MHP'liyim diyen, ülkücü olduğunu ifade edenlerin bir kere çok daha düşünmeleri gerekmez mi? MHP'liyim diyen Liderliğe heveslenenler; Başbuğ, Lider, İktidar mı yoksa dava mı sizin için önemli? Siz önce bunu bir iyi düşünüp karar verin. Verin ki 80 öncesi ve sonrasında bu dava ve vatan için canını veren ŞEHİT dava arkadaşlarınızın ve ilk başbuğunuza ihanet etmemiş olun.
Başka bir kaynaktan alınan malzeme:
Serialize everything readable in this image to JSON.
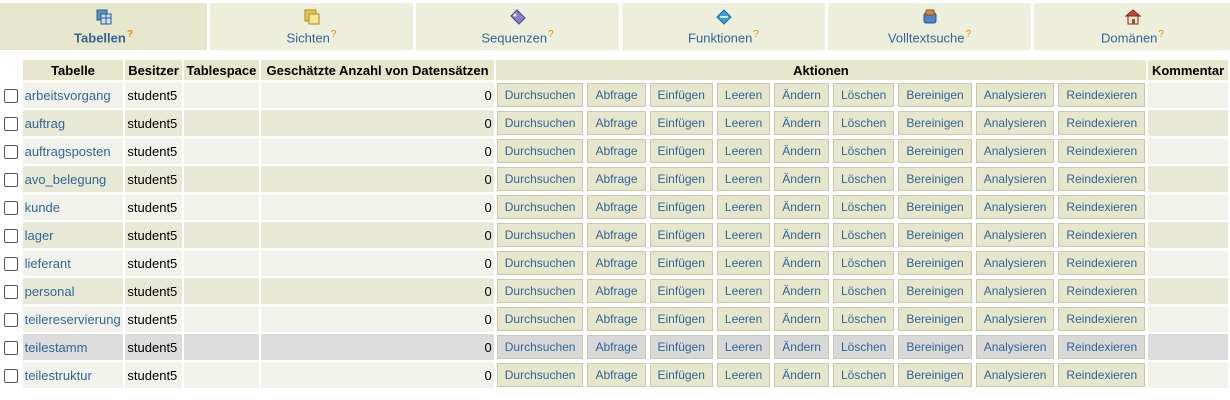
{
  "tabs": [
    {
      "label": "Tabellen",
      "help": "?",
      "icon": "tables-icon",
      "active": true
    },
    {
      "label": "Sichten",
      "help": "?",
      "icon": "views-icon",
      "active": false
    },
    {
      "label": "Sequenzen",
      "help": "?",
      "icon": "sequences-icon",
      "active": false
    },
    {
      "label": "Funktionen",
      "help": "?",
      "icon": "functions-icon",
      "active": false
    },
    {
      "label": "Volltextsuche",
      "help": "?",
      "icon": "fulltext-search-icon",
      "active": false
    },
    {
      "label": "Domänen",
      "help": "?",
      "icon": "domains-icon",
      "active": false
    }
  ],
  "table": {
    "headers": {
      "table": "Tabelle",
      "owner": "Besitzer",
      "tablespace": "Tablespace",
      "estimated_rows": "Geschätzte Anzahl von Datensätzen",
      "actions": "Aktionen",
      "comment": "Kommentar"
    },
    "actions": [
      "Durchsuchen",
      "Abfrage",
      "Einfügen",
      "Leeren",
      "Ändern",
      "Löschen",
      "Bereinigen",
      "Analysieren",
      "Reindexieren"
    ],
    "rows": [
      {
        "name": "arbeitsvorgang",
        "owner": "student5",
        "tablespace": "",
        "count": "0",
        "comment": ""
      },
      {
        "name": "auftrag",
        "owner": "student5",
        "tablespace": "",
        "count": "0",
        "comment": ""
      },
      {
        "name": "auftragsposten",
        "owner": "student5",
        "tablespace": "",
        "count": "0",
        "comment": ""
      },
      {
        "name": "avo_belegung",
        "owner": "student5",
        "tablespace": "",
        "count": "0",
        "comment": ""
      },
      {
        "name": "kunde",
        "owner": "student5",
        "tablespace": "",
        "count": "0",
        "comment": ""
      },
      {
        "name": "lager",
        "owner": "student5",
        "tablespace": "",
        "count": "0",
        "comment": ""
      },
      {
        "name": "lieferant",
        "owner": "student5",
        "tablespace": "",
        "count": "0",
        "comment": ""
      },
      {
        "name": "personal",
        "owner": "student5",
        "tablespace": "",
        "count": "0",
        "comment": ""
      },
      {
        "name": "teilereservierung",
        "owner": "student5",
        "tablespace": "",
        "count": "0",
        "comment": ""
      },
      {
        "name": "teilestamm",
        "owner": "student5",
        "tablespace": "",
        "count": "0",
        "comment": "",
        "highlighted": true
      },
      {
        "name": "teilestruktur",
        "owner": "student5",
        "tablespace": "",
        "count": "0",
        "comment": ""
      }
    ]
  },
  "colors": {
    "link": "#336699",
    "tab_bg": "#eeeedd",
    "header_bg": "#e6e6cc",
    "help_mark": "#e09000"
  }
}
Aksi durumda dava da, Başbuğ' da, Ülkücü- Milliyetçilikte kalmayacak. İstediğiniz bu mu? İstediğiniz şehit ve Başbuğunuzu umursamadan koltuk ve İktidar ise eğer, "KURTULUŞ YOLUNDA Kİ YÜRÜYÜŞÜNÜZE DEVAM EDİN..."
Bakın Osman Öztunç ne demişti bir parçasında, "Baskın yesem gece gündüz durmadan, Kurtulmazsam karakoldan sorgudan, Yıllardır verdiğim soylu kavgadan Dönersem kahpeyim, Ülkücü gardaş, ülkücü gardaş"
Bu ne demek fark ettiniz mi? Görünen o ki; Gerçek Ülkücü- Milliyetçi ve dava sahipleri bir kişi bile kalsa sizinle asla yürümeyecek! Bu dönemde yollara düşen sözde MHP'liler hedefiniz "Kurtuluş yolu mu, yoksa yıkılış yolu mu?" İyi farkına varın...
Mutlu ve (sağ)-lıcakla kalın...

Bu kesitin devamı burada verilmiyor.